Suzanne ho sbagliato, volevo scrivere odio le cose artefatte 😀
Adam, ogni tuo riferimento musicale è un tuffo nostalgico nella mia adolescenza! Certo che anche Morgan ha subito la sua “decadenza”…
Condivido l’idea di trovarsi “un minuscolo microcosmo in cui ci si può sempre salvare dal mondo che crolla”.
Possiamo dire che ci sono stati “mondi” peggiori di questo? Io credo di sì, anzi ne sono certo. In realtà molte delle nostre lamentele nascono da una condizione di relativo benessere che raramente si è confrontata con i veri “malesseri”. Qui si parla di nostalgie e musiche struggenti che fanno pensare a vite in fondo “comode” che possono permettersi sofferenze romantiche, che francamente appaiono le più sciocche rispetto al destino degli uomini e alle vere sofferenze che gente più sfortunata di noi vive.
In realtà siamo una società di viziati, che frequentemente non sa realmente godere di quello che ha.
Le relazioni umane non sono state migliori una volta rispetto ad oggi, siamo noi che le immaginiamo tali, proprio perchè non le abbiamo vissute, o lo abbiamo fatto guardandole con gli occhi dell’infanzia, che non ha la consapevolezza dell’oggettività.
Tutti noi possiamo “creare” il nostro mondo fatto di semplicità per chi la ama, anche solo tra le quattro mura di casa nostra. Che può sostituire il mondo, mentre non è possibile il contrario.
Il problema e’ adattarsi al ritmo incalzante che ci viene imposto dall’esterno in tutti gli ambiti (lavorativo, domestico, economico, di comunicazione) che rende tutto veloce, sfuggente e quindi appunto “inafferabile ” e “superficiale”. L’ambito comunicativo e’ esemplare in tal senso: siamo passati, in pochi anni, dalla comunicazione verbale o scritta manualmente(lenta ma ragionata ed efficace), alla e-mail(sintetica, ma sufficientemente chiara) , all’ “sms” (ermetico, ma “fisso”) fino a giungere al “whatsapp” (immediato e spesso “in codice” ): adesso ho sentito che stanno introducendo una nuova App che cancellera’ anche questio tipo di messaggi in modo che non ne resti traccia!

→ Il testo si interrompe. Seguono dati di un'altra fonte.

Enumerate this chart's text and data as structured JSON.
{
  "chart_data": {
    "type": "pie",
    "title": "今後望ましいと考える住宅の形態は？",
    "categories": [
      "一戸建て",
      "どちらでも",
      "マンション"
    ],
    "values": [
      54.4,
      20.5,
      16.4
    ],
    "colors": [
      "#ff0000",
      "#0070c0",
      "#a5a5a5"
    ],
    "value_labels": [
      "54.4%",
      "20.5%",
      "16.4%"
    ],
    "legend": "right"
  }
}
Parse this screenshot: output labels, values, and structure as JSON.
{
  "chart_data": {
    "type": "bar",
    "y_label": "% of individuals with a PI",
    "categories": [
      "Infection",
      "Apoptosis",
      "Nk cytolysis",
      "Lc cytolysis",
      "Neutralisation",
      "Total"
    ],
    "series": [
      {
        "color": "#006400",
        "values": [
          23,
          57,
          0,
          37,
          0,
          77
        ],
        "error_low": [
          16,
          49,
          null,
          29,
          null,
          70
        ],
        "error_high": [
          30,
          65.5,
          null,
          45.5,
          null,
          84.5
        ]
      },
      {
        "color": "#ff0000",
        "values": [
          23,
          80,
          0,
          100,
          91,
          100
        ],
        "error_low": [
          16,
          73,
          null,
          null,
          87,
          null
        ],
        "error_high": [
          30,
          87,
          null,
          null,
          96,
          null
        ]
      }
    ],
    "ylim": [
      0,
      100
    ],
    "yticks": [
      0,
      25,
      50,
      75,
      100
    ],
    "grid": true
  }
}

E poi siamo “costretti” a correre freneticamente ovunque: al lavoro, a casa, in palestra, al cinema (per chi ha tempo libero), persino nei weekend… Purtroppo non si puo’ tornare al passato (io vorrei ad esempio essere nata negli anni cinquanta).
Ritengo che l’unico rimedio sia cercarsi un paese/luogo lontano e diverso che non richieda la nostra immediata reperibilita’ e risposta, dove ci si possa fermare e sedere anche solo per pensare e confrontarsi, con calma, con gli altri. Suzy che ne dici del Portogallo, sulla costa?